In Sachsen, dem Pisa-Sieger, lernen Haupt- und Realschüler seit jeher unter einem Dach, in den unteren Jahrgängen auch gemeinsam in einer Klasse; daneben gibt es das Gymnasium als eigene Schulform. Viele Bildungsforscher sehen in diesem zweigliedrigen System ein mögliches Modell für ganz Deutschland.

"Leistungsschwache ziehen sich gegenseitig herunter", kritisiert der Erziehungswissenschaftler Klaus Hurrelmann das Abschieben schwacher Schüler in Hauptschulen. Bei einem Umbau des Schulsystems sei entscheidend, Schüler mit schlechten Lernvoraussetzungen besser zu fördern, ohne die guten Schüler zu vernachlässigen, sagt Hurrelmann.

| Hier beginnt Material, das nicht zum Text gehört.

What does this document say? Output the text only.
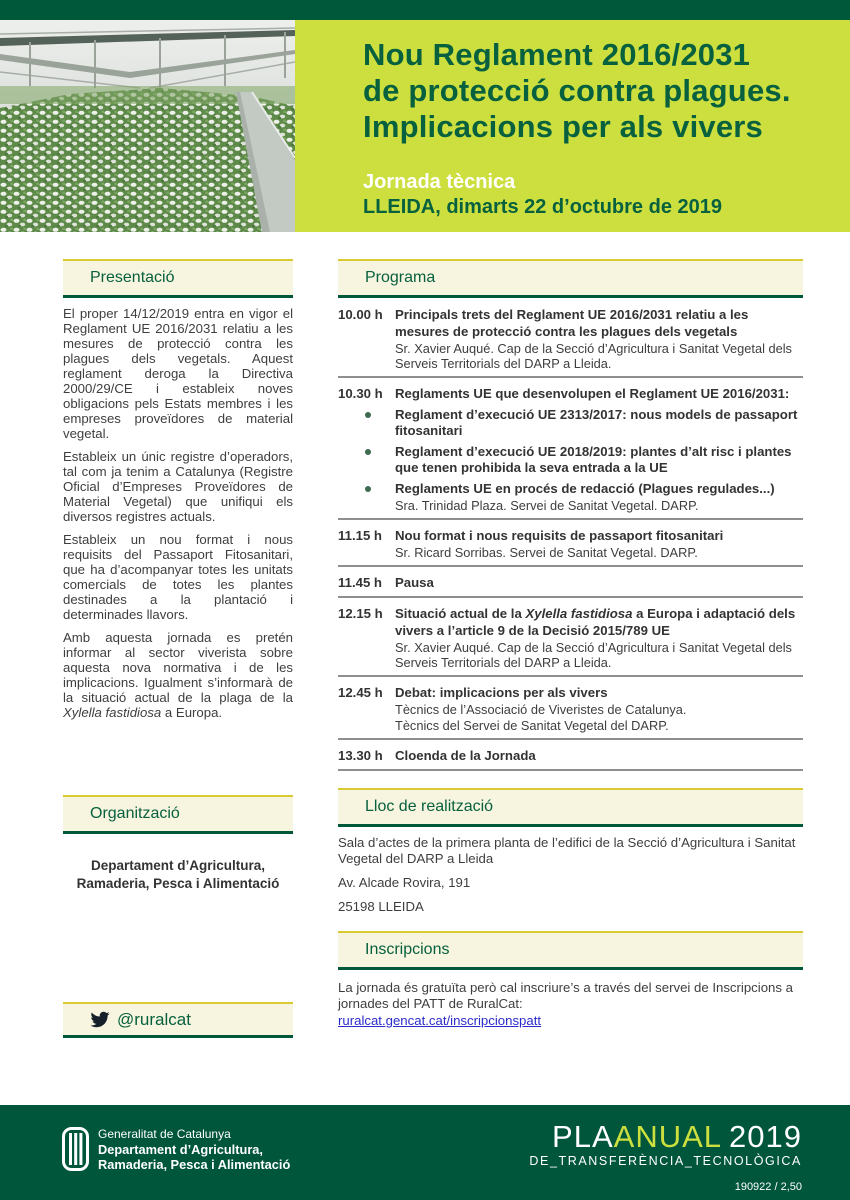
Nou Reglament 2016/2031
de protecció contra plagues.
Implicacions per als vivers
Jornada tècnica
LLEIDA, dimarts 22 d’octubre de 2019
Presentació

El proper 14/12/2019 entra en vigor el Reglament UE 2016/2031 relatiu a les mesures de protecció contra les plagues dels vegetals. Aquest reglament deroga la Directiva 2000/29/CE i estableix noves obligacions pels Estats membres i les empreses proveïdores de material vegetal.

Estableix un únic registre d’operadors, tal com ja tenim a Catalunya (Registre Oficial d’Empreses Proveïdores de Material Vegetal) que unifiqui els diversos registres actuals.

Estableix un nou format i nous requisits del Passaport Fitosanitari, que ha d’acompanyar totes les unitats comercials de totes les plantes destinades a la plantació i determinades llavors.

Amb aquesta jornada es pretén informar al sector viverista sobre aquesta nova normativa i de les implicacions. Igualment s’informarà de la situació actual de la plaga de la Xylella fastidiosa a Europa.

Organització
Departament d’Agricultura,
Ramaderia, Pesca i Alimentació
Programa
10.00 h Principals trets del Reglament UE 2016/2031 relatiu a les mesures de protecció contra les plagues dels vegetals
Sr. Xavier Auqué. Cap de la Secció d’Agricultura i Sanitat Vegetal dels Serveis Territorials del DARP a Lleida.
10.30 h Reglaments UE que desenvolupen el Reglament UE 2016/2031:
Reglament d’execució UE 2313/2017: nous models de passaport fitosanitari
Reglament d’execució UE 2018/2019: plantes d’alt risc i plantes que tenen prohibida la seva entrada a la UE
Reglaments UE en procés de redacció (Plagues regulades...)
Sra. Trinidad Plaza. Servei de Sanitat Vegetal. DARP.
11.15 h Nou format i nous requisits de passaport fitosanitari
Sr. Ricard Sorribas. Servei de Sanitat Vegetal. DARP.
11.45 h Pausa
12.15 h Situació actual de la Xylella fastidiosa a Europa i adaptació dels vivers a l’article 9 de la Decisió 2015/789 UE
Sr. Xavier Auqué. Cap de la Secció d’Agricultura i Sanitat Vegetal dels Serveis Territorials del DARP a Lleida.
12.45 h Debat: implicacions per als vivers
Tècnics de l’Associació de Viveristes de Catalunya.
Tècnics del Servei de Sanitat Vegetal del DARP.
13.30 h Cloenda de la Jornada
Lloc de realització

Sala d’actes de la primera planta de l’edifici de la Secció d’Agricultura i Sanitat Vegetal del DARP a Lleida

Av. Alcade Rovira, 191

25198 LLEIDA

Inscripcions

La jornada és gratuïta però cal inscriure’s a través del servei de Inscripcions a jornades del PATT de RuralCat:

ruralcat.gencat.cat/inscripcionspatt
@ruralcat
Generalitat de Catalunya
Departament d’Agricultura,
Ramaderia, Pesca i Alimentació
PLAANUAL 2019
DE_TRANSFERÈNCIA_TECNOLÒGICA
190922 / 2,50
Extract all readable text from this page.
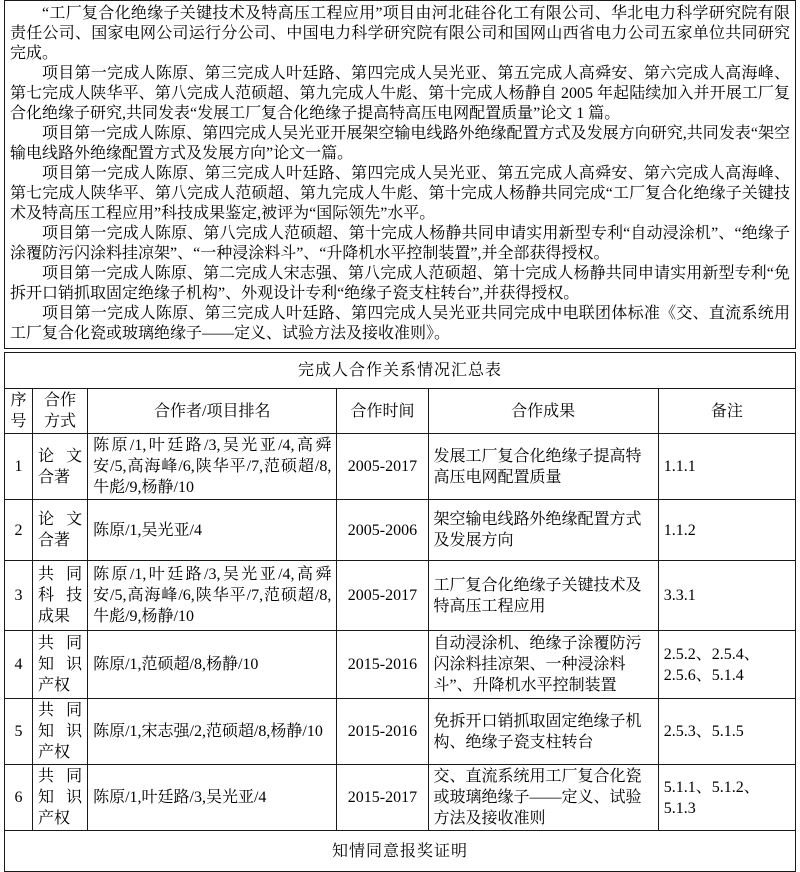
“工厂复合化绝缘子关键技术及特高压工程应用”项目由河北硅谷化工有限公司、华北电力科学研究院有限责任公司、国家电网公司运行分公司、中国电力科学研究院有限公司和国网山西省电力公司五家单位共同研究完成。

项目第一完成人陈原、第三完成人叶廷路、第四完成人吴光亚、第五完成人高舜安、第六完成人高海峰、第七完成人陕华平、第八完成人范硕超、第九完成人牛彪、第十完成人杨静自 2005 年起陆续加入并开展工厂复合化绝缘子研究,共同发表“发展工厂复合化绝缘子提高特高压电网配置质量”论文 1 篇。

项目第一完成人陈原、第四完成人吴光亚开展架空输电线路外绝缘配置方式及发展方向研究,共同发表“架空输电线路外绝缘配置方式及发展方向”论文一篇。

项目第一完成人陈原、第三完成人叶廷路、第四完成人吴光亚、第五完成人高舜安、第六完成人高海峰、第七完成人陕华平、第八完成人范硕超、第九完成人牛彪、第十完成人杨静共同完成“工厂复合化绝缘子关键技术及特高压工程应用”科技成果鉴定,被评为“国际领先”水平。

项目第一完成人陈原、第八完成人范硕超、第十完成人杨静共同申请实用新型专利“自动浸涂机”、“绝缘子涂覆防污闪涂料挂凉架”、“一种浸涂料斗”、“升降机水平控制装置”,并全部获得授权。

项目第一完成人陈原、第二完成人宋志强、第八完成人范硕超、第十完成人杨静共同申请实用新型专利“免拆开口销抓取固定绝缘子机构”、外观设计专利“绝缘子瓷支柱转台”,并获得授权。

项目第一完成人陈原、第三完成人叶廷路、第四完成人吴光亚共同完成中电联团体标准《交、直流系统用工厂复合化瓷或玻璃绝缘子——定义、试验方法及接收准则》。

完成人合作关系情况汇总表					
序号	合作方式	合作者/项目排名	合作时间	合作成果	备注
1	论文合著	陈原/1,叶廷路/3,吴光亚/4,高舜安/5,高海峰/6,陕华平/7,范硕超/8,牛彪/9,杨静/10	2005-2017	发展工厂复合化绝缘子提高特高压电网配置质量	1.1.1
2	论文合著	陈原/1,吴光亚/4	2005-2006	架空输电线路外绝缘配置方式及发展方向	1.1.2
3	共同科技成果	陈原/1,叶廷路/3,吴光亚/4,高舜安/5,高海峰/6,陕华平/7,范硕超/8,牛彪/9,杨静/10	2005-2017	工厂复合化绝缘子关键技术及特高压工程应用	3.3.1
4	共同知识产权	陈原/1,范硕超/8,杨静/10	2015-2016	自动浸涂机、绝缘子涂覆防污闪涂料挂凉架、一种浸涂料斗”、升降机水平控制装置	2.5.2、2.5.4、2.5.6、5.1.4
5	共同知识产权	陈原/1,宋志强/2,范硕超/8,杨静/10	2015-2016	免拆开口销抓取固定绝缘子机构、绝缘子瓷支柱转台	2.5.3、5.1.5
6	共同知识产权	陈原/1,叶廷路/3,吴光亚/4	2015-2017	交、直流系统用工厂复合化瓷或玻璃绝缘子——定义、试验方法及接收准则	5.1.1、5.1.2、5.1.3
知情同意报奖证明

Kritiker des zweigliedrigen Modells, die sich eine "Schule für alle" wünschen, beklagen, dass das Gymnasium unangetastet bleibe und sich Akademiker mit ihren Kindern weiterhin abschotten könnten. Sie verweisen außerdem auf die Sonderschulen, die oft übersehen würden. In vielen anderen Staaten ist eine Integration behinderter Kinder in Regelschulen längst üblich. In diese Richtung weist auch eine UN-Konvention zu den Rechten Behinderter, die Deutschland im Dezember ratifiziert hat.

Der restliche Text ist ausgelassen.